Action in South Africa

17 May 2022


The South African Psoriasis Association (SAPSA) gets creative to address mental health and diversity in people living with psoriatic disease

Recent years have been particularly challenging for many of us. The global pandemic has taken its toll on our mental health. Communal stress and loneliness are felt even stronger by people with psoriatic disease who worry about whether they will be able to continue treatment during these times of uncertainty. This makes it all the more important that we as patient associations talk about mental health issues among people with psoriatic disease.

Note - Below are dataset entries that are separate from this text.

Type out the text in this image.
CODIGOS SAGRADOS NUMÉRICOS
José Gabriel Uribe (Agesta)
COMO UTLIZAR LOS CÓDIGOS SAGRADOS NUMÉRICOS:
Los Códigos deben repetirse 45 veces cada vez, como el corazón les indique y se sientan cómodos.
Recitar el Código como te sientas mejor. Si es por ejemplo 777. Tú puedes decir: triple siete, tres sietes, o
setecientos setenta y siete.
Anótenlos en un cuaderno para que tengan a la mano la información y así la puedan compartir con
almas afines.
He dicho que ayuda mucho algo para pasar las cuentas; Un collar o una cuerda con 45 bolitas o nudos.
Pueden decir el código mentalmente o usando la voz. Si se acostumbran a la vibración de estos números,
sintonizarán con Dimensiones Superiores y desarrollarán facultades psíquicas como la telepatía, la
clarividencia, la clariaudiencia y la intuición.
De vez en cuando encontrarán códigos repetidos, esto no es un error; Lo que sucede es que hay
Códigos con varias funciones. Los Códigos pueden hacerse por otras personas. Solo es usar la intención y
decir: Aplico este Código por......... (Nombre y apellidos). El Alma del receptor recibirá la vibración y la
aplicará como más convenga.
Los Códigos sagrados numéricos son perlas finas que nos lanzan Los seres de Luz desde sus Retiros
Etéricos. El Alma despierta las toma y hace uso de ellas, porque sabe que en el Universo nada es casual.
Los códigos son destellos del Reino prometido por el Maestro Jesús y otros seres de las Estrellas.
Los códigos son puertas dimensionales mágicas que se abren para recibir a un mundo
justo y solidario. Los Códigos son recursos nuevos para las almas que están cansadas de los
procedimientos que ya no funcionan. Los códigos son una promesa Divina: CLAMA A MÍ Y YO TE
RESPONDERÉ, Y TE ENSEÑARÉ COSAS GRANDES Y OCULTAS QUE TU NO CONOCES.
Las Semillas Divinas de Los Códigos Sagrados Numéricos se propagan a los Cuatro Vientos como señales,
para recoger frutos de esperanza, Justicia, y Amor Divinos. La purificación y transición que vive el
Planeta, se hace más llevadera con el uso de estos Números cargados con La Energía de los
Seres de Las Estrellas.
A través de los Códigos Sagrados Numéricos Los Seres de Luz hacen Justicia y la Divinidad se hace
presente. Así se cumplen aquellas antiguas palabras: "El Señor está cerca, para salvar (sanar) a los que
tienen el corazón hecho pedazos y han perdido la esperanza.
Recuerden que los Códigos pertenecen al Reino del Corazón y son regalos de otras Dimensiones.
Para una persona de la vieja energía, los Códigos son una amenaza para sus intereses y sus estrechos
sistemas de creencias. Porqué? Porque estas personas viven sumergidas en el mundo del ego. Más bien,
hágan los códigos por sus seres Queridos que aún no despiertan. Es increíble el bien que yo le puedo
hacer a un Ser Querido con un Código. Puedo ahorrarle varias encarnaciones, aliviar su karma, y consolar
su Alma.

The South African Psoriasis Association is rising to the task. Their approach: hosting a mental health presentation series online. Beginning in 2021 and continuing into 2022, a range of mental health experts have addressed the South African psoriatic disease community. Topics covered have included issues around sleep, grief, coping skills, anxiety and stress which all affect people living with psoriatic disease and coping with the current COVID-19 pandemic. “Mental health is such an important aspect in all our lives and particularly for persons living with psoriasis who face extra challenges,” says Veronica Mitchell, Secretary of the South African Psoriasis Association. “With the COVID-19 pandemic having disrupted our traditional activities, we needed to think differently regarding how we support our psoriasis community” The team at South African Psoriasis Association found experts from a variety of disciplines to join the series, including psychiatrists, psychologists, coaching counselors, an occupational health and wellness specialist and more recently, an energy healer.

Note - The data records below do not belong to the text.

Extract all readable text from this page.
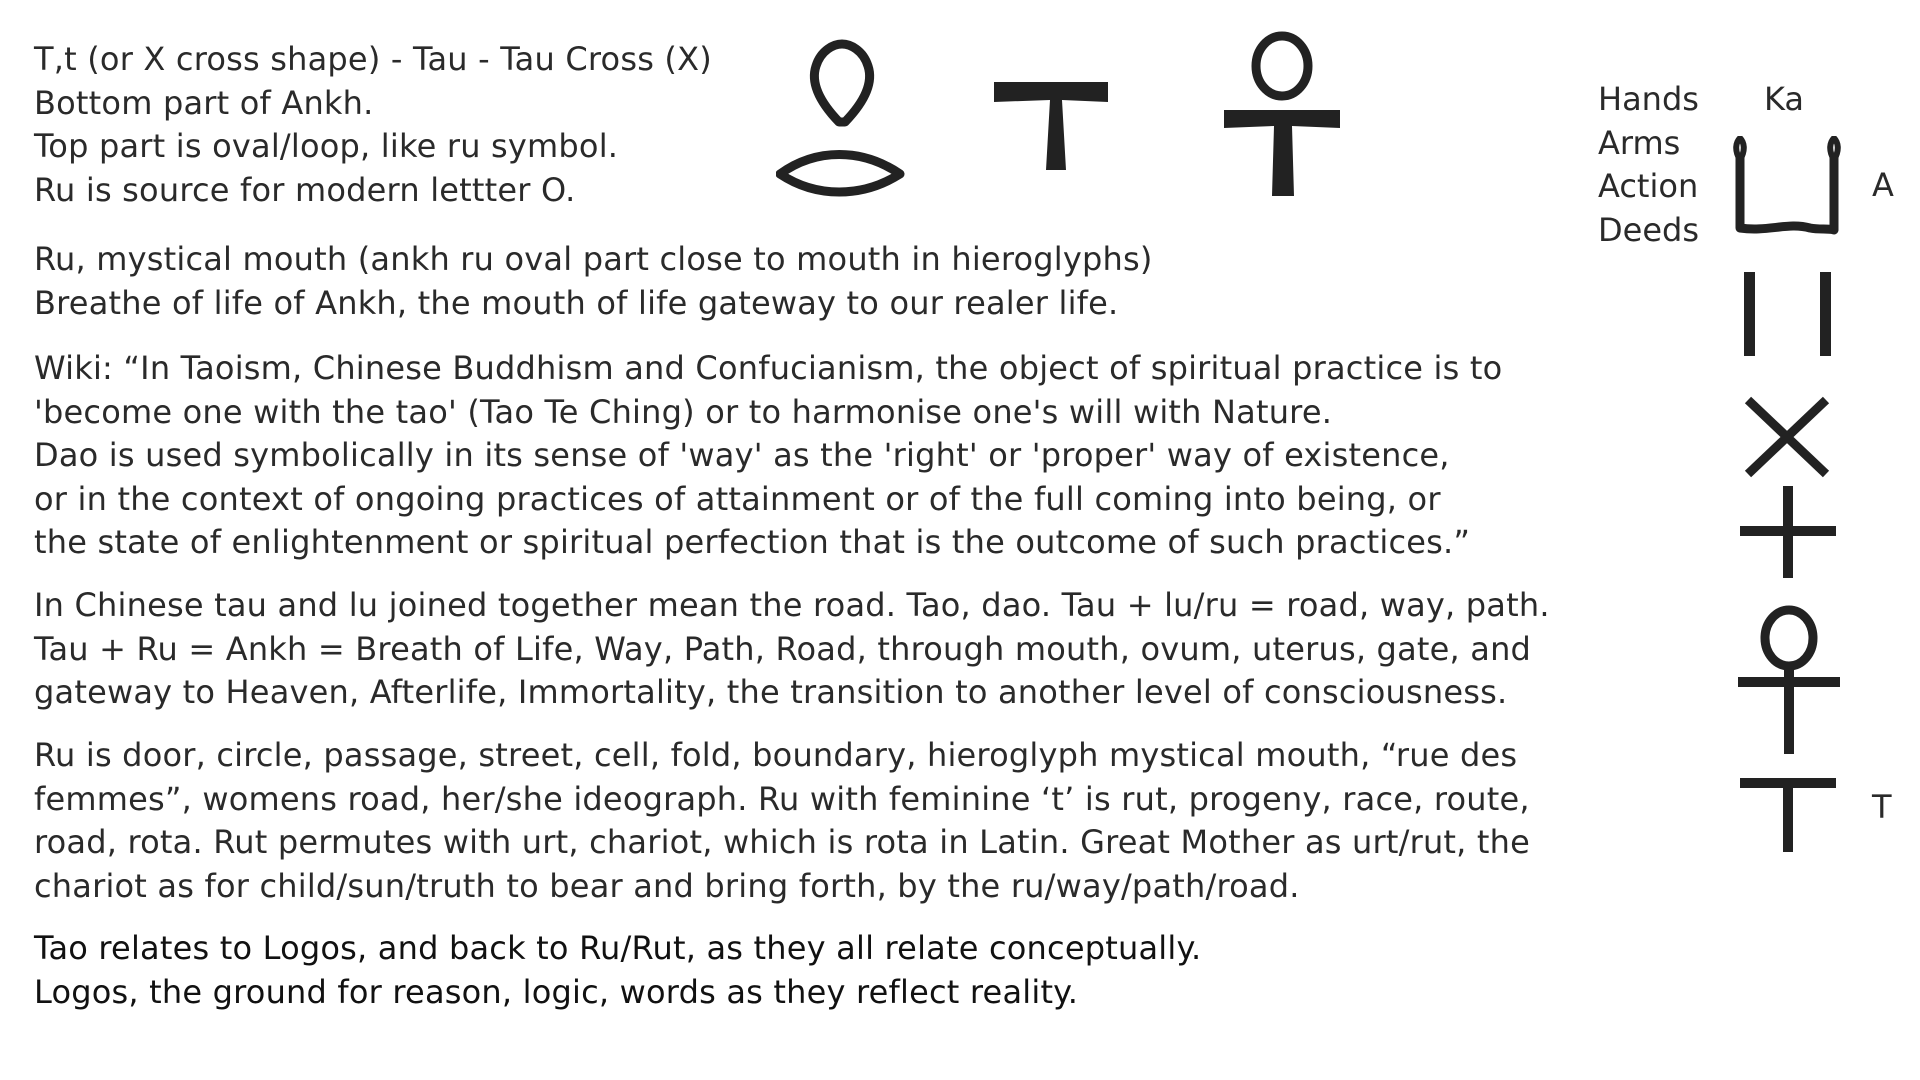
T,t (or X cross shape) - Tau - Tau Cross (X)
Bottom part of Ankh.
Top part is oval/loop, like ru symbol.
Ru is source for modern lettter O.
Ru, mystical mouth (ankh ru oval part close to mouth in hieroglyphs)
Breathe of life of Ankh, the mouth of life gateway to our realer life.
Wiki: “In Taoism, Chinese Buddhism and Confucianism, the object of spiritual practice is to
'become one with the tao' (Tao Te Ching) or to harmonise one's will with Nature.
Dao is used symbolically in its sense of 'way' as the 'right' or 'proper' way of existence,
or in the context of ongoing practices of attainment or of the full coming into being, or
the state of enlightenment or spiritual perfection that is the outcome of such practices.”
In Chinese tau and lu joined together mean the road. Tao, dao. Tau + lu/ru = road, way, path.
Tau + Ru = Ankh = Breath of Life, Way, Path, Road, through mouth, ovum, uterus, gate, and
gateway to Heaven, Afterlife, Immortality, the transition to another level of consciousness.
Ru is door, circle, passage, street, cell, fold, boundary, hieroglyph mystical mouth, “rue des
femmes”, womens road, her/she ideograph. Ru with feminine ‘t’ is rut, progeny, race, route,
road, rota. Rut permutes with urt, chariot, which is rota in Latin. Great Mother as urt/rut, the
chariot as for child/sun/truth to bear and bring forth, by the ru/way/path/road.
Tao relates to Logos, and back to Ru/Rut, as they all relate conceptually.
Logos, the ground for reason, logic, words as they reflect reality.
Hands
Arms
Action
Deeds
Ka
A
T
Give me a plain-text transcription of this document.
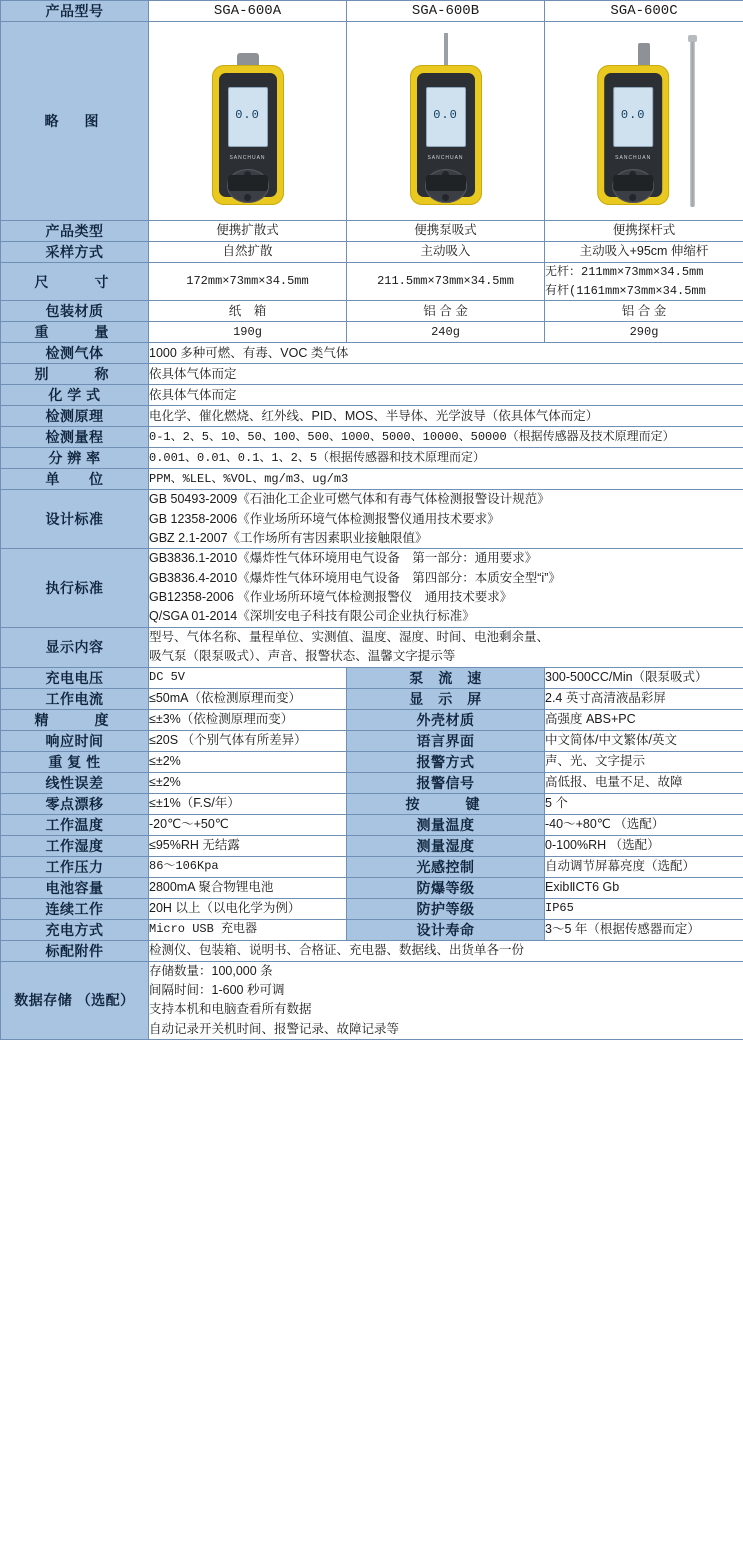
产品型号	SGA-600A	SGA-600B	SGA-600C
略　图	0.0
SANCHUAN

0.0
SANCHUAN

0.0
SANCHUAN

产品类型	便携扩散式	便携泵吸式	便携探杆式
采样方式	自然扩散	主动吸入	主动吸入+95cm 伸缩杆
尺　　寸	172mm×73mm×34.5mm	211.5mm×73mm×34.5mm	无杆：211mm×73mm×34.5mm
有杆(1161mm×73mm×34.5mm

包装材质	纸　箱	铝 合 金	铝 合 金
重　　量	190g	240g	290g
检测气体	1000 多种可燃、有毒、VOC 类气体		
别　　称	依具体气体而定		
化 学 式	依具体气体而定		
检测原理	电化学、催化燃烧、红外线、PID、MOS、半导体、光学波导（依具体气体而定）		
检测量程	0-1、2、5、10、50、100、500、1000、5000、10000、50000（根据传感器及技术原理而定）		
分 辨 率	0.001、0.01、0.1、1、2、5（根据传感器和技术原理而定）		
单　　位	PPM、%LEL、%VOL、mg/m3、ug/m3		
设计标准	GB 50493-2009《石油化工企业可燃气体和有毒气体检测报警设计规范》
GB 12358-2006《作业场所环境气体检测报警仪通用技术要求》
GBZ 2.1-2007《工作场所有害因素职业接触限值》		

执行标准	GB3836.1-2010《爆炸性气体环境用电气设备　第一部分：通用要求》
GB3836.4-2010《爆炸性气体环境用电气设备　第四部分：本质安全型“i”》
GB12358-2006 《作业场所环境气体检测报警仪　通用技术要求》
Q/SGA 01-2014《深圳安电子科技有限公司企业执行标准》		

显示内容	型号、气体名称、量程单位、实测值、温度、湿度、时间、电池剩余量、
吸气泵（限泵吸式）、声音、报警状态、温馨文字提示等		

充电电压	DC 5V	泵　流　速	300-500CC/Min（限泵吸式）
工作电流	≤50mA（依检测原理而变）	显　示　屏	2.4 英寸高清液晶彩屏
精　　度	≤±3%（依检测原理而变）	外壳材质	高强度 ABS+PC
响应时间	≤20S （个别气体有所差异）	语言界面	中文简体/中文繁体/英文
重 复 性	≤±2%	报警方式	声、光、文字提示
线性误差	≤±2%	报警信号	高低报、电量不足、故障
零点漂移	≤±1%（F.S/年）	按　　键	5 个
工作温度	-20℃～+50℃	测量温度	-40～+80℃ （选配）
工作湿度	≤95%RH 无结露	测量湿度	0-100%RH （选配）
工作压力	86～106Kpa	光感控制	自动调节屏幕亮度（选配）
电池容量	2800mA 聚合物锂电池	防爆等级	ExibⅡCT6 Gb
连续工作	20H 以上（以电化学为例）	防护等级	IP65
充电方式	Micro USB 充电器	设计寿命	3～5 年（根据传感器而定）
标配附件	检测仪、包装箱、说明书、合格证、充电器、数据线、出货单各一份		
数据存储 （选配）	存储数量：100,000 条
间隔时间：1-600 秒可调
支持本机和电脑查看所有数据
自动记录开关机时间、报警记录、故障记录等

Originally, the presentations were conducted through Zoom. This decision was practical, but also tactical. In the absence of physical interactions, the mental health series offered a virtual community space for people living with psoriatic disease to collaborate and engage. Furthermore, it was assumed to be a widely accessible platform. However, SAPSA found that Zoom was still difficult to access for some people who did not have WiFi connections, available data, or cell phones able to host the app, or were just too busy at that time. Hence, recordings have been shared and new ways of engaging with the community are being considered.. Veronica explains that the mental health sessions enable us to dig more deeply into patient needs and engage with conversations that are relevant to them and can be beneficial to different individuals in their diverse population group.

The South African Psoriasis Association’s efforts were made possible through funding received from IFPA’s 2021 Solidarity Fund. In 2022, the association is developing another Solidarity Fund grant to develop a digital performance of poetry. The creative and inspiring project will feature renowned South African poet Siphokazi Jonas. The project aims to highlight diversity in psoriatic disease. “When it comes to psoriasis advocacy, [representation] has been predominantly Eurocentric and ill-fitting for an African audience,” says Veronica. “The people who are pictured and represented in psoriasis advocacy are mostly white and presented in a European context with a European lifestyle. In reality, we know that psoriasis is a condition that affects people of all skin colors and backgrounds..This initiative has a huge potential for reaching an audience that is seldom represented.”

Siphokazi’s enchanting and moving collaboration with the South African Psoriasis Association is set for release on World Psoriasis Day, October 29th, 2022. It will be translated into many languages and distributed throughout Africa and the rest of the world.